Prima facie, the demand is a logical one, given the fact that all these projects involve the allocation of state-owned land, and should be accepted in the interests of congenial Centre-state relations, which have been noticeably fraying in recent years. The big issue here, however, will be the finance ministry’s assumptions of the government’s share in estimated earnings of ~6 trillion over three years from monetising the assets of select central ministries and public sector entities. If the government chooses to meet the states’ demand for airports, it is possible that other states may make similar demands for other central government-owned facilities and factories under the NMP project, since state-owned land has been provided for most of these at some point of time or the other.

This will not only require a reassessment of the Centre’s revenues from such projects, but add another level of complexity to an already intricate exercise. The NMP proposes to “monetise rights, not ownership”, implying that assets will revert to government ownership after the stipulated life of the transaction. There is also the practical consideration that just 16 airports of the AAI’s 136 have made profits since 2018-19, with the pandemic only worsening a bad situation. In fact, even in normal years, the bulk of the airports of the AAI made losses, suggesting that the earnings even from gross revenue are meagre. In reality, then, the states may be chasing a chimera.

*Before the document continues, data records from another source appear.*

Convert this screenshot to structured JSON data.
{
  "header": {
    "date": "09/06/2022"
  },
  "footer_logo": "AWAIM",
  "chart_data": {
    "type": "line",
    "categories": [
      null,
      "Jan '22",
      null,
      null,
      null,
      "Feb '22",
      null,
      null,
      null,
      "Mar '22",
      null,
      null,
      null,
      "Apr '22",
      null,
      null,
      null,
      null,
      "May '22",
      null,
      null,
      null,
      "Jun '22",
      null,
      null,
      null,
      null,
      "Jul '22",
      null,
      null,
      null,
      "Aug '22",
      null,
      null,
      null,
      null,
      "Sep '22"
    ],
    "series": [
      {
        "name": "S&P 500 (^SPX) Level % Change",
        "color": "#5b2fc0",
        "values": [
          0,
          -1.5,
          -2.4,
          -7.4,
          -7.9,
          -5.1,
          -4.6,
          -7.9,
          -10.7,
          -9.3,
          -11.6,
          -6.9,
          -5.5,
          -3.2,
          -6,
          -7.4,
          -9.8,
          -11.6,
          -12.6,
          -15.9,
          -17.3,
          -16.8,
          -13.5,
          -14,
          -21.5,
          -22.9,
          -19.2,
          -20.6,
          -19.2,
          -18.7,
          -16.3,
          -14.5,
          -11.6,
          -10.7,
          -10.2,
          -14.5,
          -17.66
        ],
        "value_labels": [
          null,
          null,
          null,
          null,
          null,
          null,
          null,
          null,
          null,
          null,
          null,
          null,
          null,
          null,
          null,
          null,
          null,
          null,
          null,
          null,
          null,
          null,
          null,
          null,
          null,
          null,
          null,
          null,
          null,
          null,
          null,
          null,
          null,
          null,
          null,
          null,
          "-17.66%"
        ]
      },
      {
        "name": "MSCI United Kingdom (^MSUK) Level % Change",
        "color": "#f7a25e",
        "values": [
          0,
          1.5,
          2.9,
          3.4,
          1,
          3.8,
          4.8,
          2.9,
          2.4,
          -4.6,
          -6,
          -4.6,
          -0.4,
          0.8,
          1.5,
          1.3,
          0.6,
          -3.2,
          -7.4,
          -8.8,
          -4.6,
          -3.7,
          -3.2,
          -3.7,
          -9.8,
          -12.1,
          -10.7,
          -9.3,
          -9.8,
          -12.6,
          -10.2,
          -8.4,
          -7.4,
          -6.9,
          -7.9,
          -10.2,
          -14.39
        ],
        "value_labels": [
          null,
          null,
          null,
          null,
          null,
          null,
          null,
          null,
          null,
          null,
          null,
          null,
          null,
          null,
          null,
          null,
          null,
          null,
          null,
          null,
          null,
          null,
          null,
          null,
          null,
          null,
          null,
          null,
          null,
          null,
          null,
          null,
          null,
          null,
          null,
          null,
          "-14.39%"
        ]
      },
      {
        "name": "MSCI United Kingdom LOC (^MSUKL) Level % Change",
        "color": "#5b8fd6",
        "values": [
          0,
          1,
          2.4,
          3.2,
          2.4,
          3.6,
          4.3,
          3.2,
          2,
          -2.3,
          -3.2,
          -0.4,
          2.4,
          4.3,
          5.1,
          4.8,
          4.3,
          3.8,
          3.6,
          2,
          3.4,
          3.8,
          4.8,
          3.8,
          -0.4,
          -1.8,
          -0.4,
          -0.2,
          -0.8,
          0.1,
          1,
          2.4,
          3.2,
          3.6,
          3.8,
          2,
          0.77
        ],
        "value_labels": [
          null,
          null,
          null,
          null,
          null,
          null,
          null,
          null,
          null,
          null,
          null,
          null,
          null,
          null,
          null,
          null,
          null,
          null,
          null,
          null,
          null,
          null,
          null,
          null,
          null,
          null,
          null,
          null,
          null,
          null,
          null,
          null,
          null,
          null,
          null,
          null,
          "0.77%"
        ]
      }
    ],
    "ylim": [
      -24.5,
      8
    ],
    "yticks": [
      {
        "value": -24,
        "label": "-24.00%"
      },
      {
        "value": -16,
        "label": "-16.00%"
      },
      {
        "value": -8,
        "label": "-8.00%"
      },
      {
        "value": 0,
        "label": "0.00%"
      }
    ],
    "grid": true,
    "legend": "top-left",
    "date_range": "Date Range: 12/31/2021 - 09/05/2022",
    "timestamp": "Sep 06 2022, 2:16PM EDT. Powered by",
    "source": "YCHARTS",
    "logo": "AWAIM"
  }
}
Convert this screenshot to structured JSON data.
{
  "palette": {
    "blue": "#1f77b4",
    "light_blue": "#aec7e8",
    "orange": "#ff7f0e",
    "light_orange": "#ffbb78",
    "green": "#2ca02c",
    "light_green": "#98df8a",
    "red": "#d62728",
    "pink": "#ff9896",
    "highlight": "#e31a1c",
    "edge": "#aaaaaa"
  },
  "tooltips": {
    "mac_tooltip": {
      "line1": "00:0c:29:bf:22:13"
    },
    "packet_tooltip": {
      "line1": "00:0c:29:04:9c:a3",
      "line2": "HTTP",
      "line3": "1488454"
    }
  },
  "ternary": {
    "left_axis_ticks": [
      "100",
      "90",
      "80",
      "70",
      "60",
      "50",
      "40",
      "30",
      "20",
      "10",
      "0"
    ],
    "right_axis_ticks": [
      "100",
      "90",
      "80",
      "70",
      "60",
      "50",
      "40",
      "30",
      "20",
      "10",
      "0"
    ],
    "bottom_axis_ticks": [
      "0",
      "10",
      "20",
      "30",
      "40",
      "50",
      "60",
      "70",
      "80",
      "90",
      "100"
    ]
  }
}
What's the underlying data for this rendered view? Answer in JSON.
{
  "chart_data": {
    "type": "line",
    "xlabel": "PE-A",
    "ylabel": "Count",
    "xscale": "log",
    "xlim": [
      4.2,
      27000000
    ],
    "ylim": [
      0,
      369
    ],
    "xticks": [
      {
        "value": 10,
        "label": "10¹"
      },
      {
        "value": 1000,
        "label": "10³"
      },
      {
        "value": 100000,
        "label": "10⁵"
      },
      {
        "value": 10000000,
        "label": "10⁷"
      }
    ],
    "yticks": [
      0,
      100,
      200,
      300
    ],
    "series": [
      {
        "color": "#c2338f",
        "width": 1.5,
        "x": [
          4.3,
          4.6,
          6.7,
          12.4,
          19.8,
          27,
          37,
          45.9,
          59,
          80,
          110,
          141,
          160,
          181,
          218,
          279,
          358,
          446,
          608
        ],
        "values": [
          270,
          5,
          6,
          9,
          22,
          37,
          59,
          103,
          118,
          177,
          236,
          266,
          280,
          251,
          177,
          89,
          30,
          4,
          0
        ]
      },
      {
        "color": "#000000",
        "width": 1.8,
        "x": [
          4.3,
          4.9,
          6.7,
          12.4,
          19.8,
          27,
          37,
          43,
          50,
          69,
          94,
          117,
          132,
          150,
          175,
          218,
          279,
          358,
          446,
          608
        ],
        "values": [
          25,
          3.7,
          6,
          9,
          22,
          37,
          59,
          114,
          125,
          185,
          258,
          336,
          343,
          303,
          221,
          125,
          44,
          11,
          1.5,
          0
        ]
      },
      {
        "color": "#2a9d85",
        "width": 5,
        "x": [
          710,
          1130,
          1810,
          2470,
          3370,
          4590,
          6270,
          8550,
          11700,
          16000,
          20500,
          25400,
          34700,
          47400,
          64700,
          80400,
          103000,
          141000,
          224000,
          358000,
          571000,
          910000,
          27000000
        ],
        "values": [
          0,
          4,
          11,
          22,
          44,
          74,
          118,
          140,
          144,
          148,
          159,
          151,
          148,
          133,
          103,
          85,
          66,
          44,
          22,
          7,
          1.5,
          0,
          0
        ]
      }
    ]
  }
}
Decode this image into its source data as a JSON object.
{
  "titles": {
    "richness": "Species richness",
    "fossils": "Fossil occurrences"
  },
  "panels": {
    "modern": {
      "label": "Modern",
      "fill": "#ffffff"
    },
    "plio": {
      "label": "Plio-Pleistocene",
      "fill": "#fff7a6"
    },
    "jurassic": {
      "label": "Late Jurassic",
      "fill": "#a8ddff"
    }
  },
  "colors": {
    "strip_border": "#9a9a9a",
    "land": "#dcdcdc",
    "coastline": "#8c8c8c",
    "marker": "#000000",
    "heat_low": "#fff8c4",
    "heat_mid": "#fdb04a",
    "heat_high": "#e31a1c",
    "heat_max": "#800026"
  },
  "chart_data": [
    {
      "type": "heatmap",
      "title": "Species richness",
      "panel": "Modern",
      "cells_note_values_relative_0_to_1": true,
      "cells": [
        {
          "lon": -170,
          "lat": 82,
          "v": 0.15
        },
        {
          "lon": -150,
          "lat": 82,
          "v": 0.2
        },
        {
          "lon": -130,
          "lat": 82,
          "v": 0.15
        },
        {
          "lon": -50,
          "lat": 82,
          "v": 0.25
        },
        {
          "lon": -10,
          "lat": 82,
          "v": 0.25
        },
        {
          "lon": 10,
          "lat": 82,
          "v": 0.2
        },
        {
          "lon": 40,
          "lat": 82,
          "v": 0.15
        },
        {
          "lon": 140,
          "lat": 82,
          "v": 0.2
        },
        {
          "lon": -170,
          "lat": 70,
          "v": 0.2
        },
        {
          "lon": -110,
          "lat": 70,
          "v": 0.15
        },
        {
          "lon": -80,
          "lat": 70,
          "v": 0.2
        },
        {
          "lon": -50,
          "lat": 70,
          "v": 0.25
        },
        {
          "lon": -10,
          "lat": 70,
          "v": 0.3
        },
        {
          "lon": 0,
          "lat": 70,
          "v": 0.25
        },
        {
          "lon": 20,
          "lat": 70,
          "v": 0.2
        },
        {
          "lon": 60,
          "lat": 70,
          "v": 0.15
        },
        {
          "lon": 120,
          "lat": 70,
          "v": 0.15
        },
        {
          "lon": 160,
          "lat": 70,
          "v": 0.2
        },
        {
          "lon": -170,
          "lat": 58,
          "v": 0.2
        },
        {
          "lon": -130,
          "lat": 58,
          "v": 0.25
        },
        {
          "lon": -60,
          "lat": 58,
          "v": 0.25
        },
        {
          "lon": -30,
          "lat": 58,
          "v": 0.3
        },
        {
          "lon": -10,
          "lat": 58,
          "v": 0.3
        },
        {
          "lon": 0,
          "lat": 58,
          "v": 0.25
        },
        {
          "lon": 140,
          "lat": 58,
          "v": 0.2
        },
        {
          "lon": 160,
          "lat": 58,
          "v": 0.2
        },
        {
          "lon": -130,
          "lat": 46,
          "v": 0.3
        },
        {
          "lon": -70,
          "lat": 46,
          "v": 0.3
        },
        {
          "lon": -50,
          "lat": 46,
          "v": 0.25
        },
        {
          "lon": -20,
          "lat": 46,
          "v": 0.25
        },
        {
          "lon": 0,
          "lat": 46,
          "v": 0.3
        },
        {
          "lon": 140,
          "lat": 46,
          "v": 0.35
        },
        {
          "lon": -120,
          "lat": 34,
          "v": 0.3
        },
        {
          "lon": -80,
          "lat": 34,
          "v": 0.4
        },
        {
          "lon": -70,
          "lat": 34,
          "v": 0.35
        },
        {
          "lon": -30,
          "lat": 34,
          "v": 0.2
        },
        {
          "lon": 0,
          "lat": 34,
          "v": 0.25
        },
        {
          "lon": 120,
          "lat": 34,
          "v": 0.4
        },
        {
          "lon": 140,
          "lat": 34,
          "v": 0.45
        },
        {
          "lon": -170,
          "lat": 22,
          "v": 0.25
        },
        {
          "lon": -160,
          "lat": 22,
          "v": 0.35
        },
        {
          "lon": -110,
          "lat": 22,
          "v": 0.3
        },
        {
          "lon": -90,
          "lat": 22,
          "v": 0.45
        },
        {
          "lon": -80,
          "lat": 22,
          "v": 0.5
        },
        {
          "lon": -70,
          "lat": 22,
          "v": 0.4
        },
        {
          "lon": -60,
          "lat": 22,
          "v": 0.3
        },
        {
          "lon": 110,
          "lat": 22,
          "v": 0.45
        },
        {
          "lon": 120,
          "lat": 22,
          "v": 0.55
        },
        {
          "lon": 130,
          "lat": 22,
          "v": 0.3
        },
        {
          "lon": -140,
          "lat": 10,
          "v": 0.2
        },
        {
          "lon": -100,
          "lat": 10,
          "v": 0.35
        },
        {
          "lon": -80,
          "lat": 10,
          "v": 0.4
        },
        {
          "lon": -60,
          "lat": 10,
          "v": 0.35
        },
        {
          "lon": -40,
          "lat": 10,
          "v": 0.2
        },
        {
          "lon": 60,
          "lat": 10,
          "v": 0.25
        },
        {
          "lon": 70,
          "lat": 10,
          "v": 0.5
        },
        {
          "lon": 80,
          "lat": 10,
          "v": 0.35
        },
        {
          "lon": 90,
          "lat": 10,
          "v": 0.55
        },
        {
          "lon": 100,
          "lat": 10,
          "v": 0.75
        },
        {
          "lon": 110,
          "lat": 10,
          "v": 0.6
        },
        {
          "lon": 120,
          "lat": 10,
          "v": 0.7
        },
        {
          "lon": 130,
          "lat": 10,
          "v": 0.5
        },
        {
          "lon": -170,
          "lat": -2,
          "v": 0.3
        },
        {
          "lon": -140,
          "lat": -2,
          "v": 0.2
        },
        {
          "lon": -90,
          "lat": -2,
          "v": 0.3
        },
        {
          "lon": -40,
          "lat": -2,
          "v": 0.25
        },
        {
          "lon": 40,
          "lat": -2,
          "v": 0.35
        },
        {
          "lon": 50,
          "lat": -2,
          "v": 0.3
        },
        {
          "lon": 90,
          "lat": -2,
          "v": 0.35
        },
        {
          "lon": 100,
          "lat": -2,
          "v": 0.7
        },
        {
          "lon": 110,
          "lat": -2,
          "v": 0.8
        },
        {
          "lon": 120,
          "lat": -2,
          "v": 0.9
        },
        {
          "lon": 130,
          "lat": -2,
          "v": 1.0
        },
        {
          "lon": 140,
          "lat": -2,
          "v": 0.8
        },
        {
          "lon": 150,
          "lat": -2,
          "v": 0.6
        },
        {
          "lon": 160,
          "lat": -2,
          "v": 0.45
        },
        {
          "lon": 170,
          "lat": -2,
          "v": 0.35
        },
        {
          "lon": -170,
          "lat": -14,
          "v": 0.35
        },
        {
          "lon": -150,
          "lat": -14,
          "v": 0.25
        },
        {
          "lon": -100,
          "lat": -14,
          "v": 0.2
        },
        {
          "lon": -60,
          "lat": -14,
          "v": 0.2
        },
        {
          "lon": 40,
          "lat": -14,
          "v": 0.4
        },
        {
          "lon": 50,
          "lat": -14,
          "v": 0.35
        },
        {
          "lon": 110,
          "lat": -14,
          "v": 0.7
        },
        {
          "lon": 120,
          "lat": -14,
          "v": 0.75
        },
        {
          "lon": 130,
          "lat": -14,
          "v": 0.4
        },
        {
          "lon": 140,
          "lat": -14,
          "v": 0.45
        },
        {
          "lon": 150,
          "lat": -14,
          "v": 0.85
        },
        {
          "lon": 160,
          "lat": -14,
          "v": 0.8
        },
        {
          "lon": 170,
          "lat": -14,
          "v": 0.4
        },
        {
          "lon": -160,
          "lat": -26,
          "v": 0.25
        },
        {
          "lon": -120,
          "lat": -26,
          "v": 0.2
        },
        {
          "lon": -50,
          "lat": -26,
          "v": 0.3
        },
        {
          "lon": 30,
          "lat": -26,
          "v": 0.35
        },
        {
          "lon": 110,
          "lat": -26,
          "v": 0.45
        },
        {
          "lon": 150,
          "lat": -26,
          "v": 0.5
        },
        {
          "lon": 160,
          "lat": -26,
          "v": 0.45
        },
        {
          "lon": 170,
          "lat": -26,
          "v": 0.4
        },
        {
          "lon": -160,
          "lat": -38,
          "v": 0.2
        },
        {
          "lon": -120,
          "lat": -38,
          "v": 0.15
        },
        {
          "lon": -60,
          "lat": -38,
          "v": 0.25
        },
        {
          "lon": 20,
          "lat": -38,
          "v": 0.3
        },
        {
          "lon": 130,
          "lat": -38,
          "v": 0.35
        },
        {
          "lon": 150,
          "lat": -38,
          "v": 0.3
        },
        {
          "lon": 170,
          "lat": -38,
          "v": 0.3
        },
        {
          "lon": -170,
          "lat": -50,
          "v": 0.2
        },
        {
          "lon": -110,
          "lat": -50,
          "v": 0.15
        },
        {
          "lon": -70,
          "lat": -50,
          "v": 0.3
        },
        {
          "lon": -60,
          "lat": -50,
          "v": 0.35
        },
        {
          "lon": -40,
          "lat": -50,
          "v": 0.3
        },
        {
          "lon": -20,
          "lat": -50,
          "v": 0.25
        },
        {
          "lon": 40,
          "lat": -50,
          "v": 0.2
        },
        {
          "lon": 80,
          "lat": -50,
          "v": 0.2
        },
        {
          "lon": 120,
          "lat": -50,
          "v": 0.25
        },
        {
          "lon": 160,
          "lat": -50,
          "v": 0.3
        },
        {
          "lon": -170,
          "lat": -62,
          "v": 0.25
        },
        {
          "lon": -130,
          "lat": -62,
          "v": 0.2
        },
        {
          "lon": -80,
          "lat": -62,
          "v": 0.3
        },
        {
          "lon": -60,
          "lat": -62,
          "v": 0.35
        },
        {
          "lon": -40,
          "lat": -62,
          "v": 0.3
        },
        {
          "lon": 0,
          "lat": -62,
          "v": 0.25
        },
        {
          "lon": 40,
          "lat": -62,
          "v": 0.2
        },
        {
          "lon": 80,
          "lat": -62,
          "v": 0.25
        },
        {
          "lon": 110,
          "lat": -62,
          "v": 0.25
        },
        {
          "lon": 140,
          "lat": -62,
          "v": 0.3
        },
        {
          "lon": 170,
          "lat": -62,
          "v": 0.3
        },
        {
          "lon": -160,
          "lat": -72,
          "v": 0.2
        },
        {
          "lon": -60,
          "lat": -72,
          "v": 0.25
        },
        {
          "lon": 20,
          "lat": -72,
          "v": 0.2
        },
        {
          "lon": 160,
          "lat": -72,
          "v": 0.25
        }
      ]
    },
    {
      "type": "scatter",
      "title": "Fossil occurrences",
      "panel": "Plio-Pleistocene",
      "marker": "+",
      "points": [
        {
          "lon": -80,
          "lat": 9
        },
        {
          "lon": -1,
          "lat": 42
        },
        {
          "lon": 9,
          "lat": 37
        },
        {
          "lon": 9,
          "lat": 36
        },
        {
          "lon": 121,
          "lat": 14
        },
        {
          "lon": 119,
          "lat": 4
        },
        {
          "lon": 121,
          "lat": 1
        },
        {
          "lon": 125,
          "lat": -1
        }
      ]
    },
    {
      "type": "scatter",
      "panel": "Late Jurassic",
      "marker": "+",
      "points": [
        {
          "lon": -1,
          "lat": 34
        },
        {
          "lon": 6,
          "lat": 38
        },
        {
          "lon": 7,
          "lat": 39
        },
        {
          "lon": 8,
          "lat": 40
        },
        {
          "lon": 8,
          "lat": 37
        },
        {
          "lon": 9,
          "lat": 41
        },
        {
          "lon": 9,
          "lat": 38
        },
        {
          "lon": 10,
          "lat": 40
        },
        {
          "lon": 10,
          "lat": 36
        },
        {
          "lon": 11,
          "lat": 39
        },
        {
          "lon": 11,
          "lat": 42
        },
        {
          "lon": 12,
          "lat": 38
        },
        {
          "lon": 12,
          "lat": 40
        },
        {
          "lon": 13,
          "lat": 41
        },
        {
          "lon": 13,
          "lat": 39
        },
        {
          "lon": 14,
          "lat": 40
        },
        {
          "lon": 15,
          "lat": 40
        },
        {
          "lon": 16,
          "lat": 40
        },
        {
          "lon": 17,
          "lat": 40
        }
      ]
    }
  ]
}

The more constructive route for states looking to cash in on airport privatisation is to focus on their own public-private partnerships in building the infrastructural links that would convert these utilities into domestic and international transportation hubs. Chandrababu Naidu as chief minister of undivided Andhra Pradesh had understood the importance of this symbiosis, focusing on establishing Hyderabad as a global conference centre with international airline linkages in the newly privatised airport, good road and rail connectivity, and upscale hotel complexes. Chhattisgarh and Jharkhand, which regularly host international hockey tournaments in world-class stadiums and facilities that exist in islands of low-quality urban life, could feasibly do the same for sports tourism as many smaller cities in Europe have done. Creating this sort of ecosystem would generate far greater dynamism in terms of job generation and economic activity than mere rentier extraction from the NMP, given all the uncertainties embedded in that exercise.